Adjust hh model exploration test for new column names, no training columns and nnot saving suspicious data.

ccdavis · ccdavis · commit 1f162dc0926e · 2024-12-10T12:41:37.000-06:00
diff --git a/hlink/tests/hh_model_exploration_test.py b/hlink/tests/hh_model_exploration_test.py
@@ -57,10 +57,7 @@ def test_all_hh_mod_ev(
         "precision_test_mean",
         "recall_test_mean",
         "mcc_test_mean",
-        "precision_train_mean",
-        "recall_train_mean",
-        "pr_auc_mean",
-        "mcc_train_mean",
+        "pr_auc_test_mean",
     ]
 
     # TODO we should expect to get most of these columns once the results reporting is finished.

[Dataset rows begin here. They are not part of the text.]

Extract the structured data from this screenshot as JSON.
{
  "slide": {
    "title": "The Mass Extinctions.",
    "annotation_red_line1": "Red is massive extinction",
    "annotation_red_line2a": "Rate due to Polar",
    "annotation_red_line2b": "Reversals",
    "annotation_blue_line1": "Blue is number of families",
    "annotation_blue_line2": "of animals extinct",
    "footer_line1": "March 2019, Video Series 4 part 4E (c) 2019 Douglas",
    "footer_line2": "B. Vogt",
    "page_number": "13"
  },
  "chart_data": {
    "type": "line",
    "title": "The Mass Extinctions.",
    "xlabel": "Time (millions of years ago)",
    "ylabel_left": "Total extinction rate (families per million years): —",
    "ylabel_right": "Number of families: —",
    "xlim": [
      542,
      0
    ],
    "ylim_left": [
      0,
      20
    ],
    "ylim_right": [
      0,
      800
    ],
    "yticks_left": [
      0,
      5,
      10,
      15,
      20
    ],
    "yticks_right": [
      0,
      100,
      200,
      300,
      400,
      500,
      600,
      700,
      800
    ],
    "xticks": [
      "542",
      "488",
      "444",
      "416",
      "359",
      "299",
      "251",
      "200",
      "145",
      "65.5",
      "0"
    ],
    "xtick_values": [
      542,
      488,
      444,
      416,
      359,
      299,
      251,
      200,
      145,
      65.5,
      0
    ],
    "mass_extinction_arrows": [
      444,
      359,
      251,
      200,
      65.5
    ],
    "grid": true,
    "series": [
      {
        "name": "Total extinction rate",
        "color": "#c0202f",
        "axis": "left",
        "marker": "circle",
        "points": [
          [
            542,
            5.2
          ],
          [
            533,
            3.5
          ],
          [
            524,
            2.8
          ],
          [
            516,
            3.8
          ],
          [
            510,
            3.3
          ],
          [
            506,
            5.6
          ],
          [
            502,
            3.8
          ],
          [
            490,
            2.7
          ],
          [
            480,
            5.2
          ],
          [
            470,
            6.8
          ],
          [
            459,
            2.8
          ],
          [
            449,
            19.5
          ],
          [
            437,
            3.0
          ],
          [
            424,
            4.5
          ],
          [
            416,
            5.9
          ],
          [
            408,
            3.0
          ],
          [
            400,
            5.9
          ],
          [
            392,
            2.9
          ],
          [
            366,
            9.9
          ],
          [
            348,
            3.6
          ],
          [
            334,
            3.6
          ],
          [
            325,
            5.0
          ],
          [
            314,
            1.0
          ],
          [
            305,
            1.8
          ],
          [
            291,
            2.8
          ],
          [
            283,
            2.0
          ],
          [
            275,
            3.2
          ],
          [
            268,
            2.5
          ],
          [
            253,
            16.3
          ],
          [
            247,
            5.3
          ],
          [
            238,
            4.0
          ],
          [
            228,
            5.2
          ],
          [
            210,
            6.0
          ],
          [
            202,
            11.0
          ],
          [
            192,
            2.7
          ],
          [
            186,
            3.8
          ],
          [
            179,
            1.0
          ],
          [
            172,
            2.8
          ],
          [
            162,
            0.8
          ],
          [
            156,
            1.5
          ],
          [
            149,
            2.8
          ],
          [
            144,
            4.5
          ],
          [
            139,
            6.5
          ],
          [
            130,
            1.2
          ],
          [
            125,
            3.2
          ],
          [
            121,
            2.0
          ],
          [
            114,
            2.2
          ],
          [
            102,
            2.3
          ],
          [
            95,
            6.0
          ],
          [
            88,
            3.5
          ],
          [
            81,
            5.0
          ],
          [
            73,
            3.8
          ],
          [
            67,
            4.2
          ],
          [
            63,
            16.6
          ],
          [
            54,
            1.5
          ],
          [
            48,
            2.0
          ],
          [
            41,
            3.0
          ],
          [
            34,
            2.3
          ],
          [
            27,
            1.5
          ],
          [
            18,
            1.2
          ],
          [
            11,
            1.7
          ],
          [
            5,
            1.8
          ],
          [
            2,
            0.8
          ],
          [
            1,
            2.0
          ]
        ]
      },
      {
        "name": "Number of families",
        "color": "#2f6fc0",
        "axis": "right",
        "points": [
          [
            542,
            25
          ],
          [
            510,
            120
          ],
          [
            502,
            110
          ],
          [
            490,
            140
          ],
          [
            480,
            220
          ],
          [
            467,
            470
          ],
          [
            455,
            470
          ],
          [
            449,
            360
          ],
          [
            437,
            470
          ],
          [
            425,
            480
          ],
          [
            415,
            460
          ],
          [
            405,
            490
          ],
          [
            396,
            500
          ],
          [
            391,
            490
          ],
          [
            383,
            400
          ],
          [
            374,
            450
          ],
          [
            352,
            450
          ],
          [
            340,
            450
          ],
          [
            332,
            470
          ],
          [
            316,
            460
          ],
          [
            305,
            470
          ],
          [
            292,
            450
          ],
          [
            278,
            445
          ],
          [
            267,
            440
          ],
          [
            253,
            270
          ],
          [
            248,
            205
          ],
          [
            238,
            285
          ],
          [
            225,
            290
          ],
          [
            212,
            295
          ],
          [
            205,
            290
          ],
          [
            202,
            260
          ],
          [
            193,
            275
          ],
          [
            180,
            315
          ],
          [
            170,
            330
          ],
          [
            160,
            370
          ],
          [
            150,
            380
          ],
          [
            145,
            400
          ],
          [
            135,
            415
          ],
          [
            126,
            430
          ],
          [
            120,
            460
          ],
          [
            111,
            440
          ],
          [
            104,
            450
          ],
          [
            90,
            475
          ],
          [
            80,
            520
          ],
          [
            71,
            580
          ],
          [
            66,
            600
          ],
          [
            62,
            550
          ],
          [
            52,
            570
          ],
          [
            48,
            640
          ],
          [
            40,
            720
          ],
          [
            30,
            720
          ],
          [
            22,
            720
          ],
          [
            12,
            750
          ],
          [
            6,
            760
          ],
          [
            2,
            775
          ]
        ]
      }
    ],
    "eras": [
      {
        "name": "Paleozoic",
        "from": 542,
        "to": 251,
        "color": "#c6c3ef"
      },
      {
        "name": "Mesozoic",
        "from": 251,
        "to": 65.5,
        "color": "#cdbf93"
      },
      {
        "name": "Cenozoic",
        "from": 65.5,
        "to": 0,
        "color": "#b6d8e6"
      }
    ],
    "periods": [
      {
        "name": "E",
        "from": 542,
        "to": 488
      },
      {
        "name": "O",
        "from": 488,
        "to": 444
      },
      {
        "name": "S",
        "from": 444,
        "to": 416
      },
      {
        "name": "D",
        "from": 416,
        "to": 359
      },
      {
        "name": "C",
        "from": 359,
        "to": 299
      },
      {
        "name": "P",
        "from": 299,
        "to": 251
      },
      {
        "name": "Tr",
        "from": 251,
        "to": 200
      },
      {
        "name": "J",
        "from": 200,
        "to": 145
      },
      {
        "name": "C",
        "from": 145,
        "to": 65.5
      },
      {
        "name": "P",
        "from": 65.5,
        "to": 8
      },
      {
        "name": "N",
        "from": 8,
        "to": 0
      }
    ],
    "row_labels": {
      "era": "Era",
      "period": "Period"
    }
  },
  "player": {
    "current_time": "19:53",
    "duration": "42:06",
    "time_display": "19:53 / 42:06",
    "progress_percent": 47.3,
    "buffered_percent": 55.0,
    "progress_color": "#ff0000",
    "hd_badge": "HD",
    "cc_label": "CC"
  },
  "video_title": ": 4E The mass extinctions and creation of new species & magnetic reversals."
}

@@ -75,14 +72,8 @@ def test_all_hh_mod_ev(
         "recall_test_sd",
         "mcc_test_sd",
         "mcc_test_mean",
-        "precision_train_mean",
-        "precision_train_sd",
-        "recall_train_mean",
-        "recall_train_sd",
-        "pr_auc_mean",
-        "pr_auc_sd",
-        "mcc_train_mean",
-        "mcc_train_sd",
+        "pr_auc_test_mean",
+        "pr_auc_test_sd",
         "maxDepth",
         "numTrees",
     ]
@@ -97,7 +88,9 @@ def test_all_hh_mod_ev(
     )
     assert tr.query("model == 'logistic_regression'")["alpha_threshold"].iloc[0] == 0.5
     assert (
-        0.7 < tr.query("model == 'logistic_regression'")["pr_auc_mean"].iloc[0] <= 1.0
+        0.7
+        < tr.query("model == 'logistic_regression'")["pr_auc_test_mean"].iloc[0]
+        <= 1.0
     )
     assert (
         0.9
@@ -131,6 +124,8 @@ def test_all_hh_mod_ev(
     assert 0.0 < pm0["second_best_prob"].iloc[0] < 0.5
     """
 
+    # Not saving predict-train test results anymore
+    """
     pred_train = spark.table("hh_model_eval_predict_train").toPandas()
     assert all(
         elem in list(pred_train.columns)
@@ -145,6 +140,7 @@ def test_all_hh_mod_ev(
             "match",
         ]
     )
+    """
 
     # TODO the exact links are different.
     """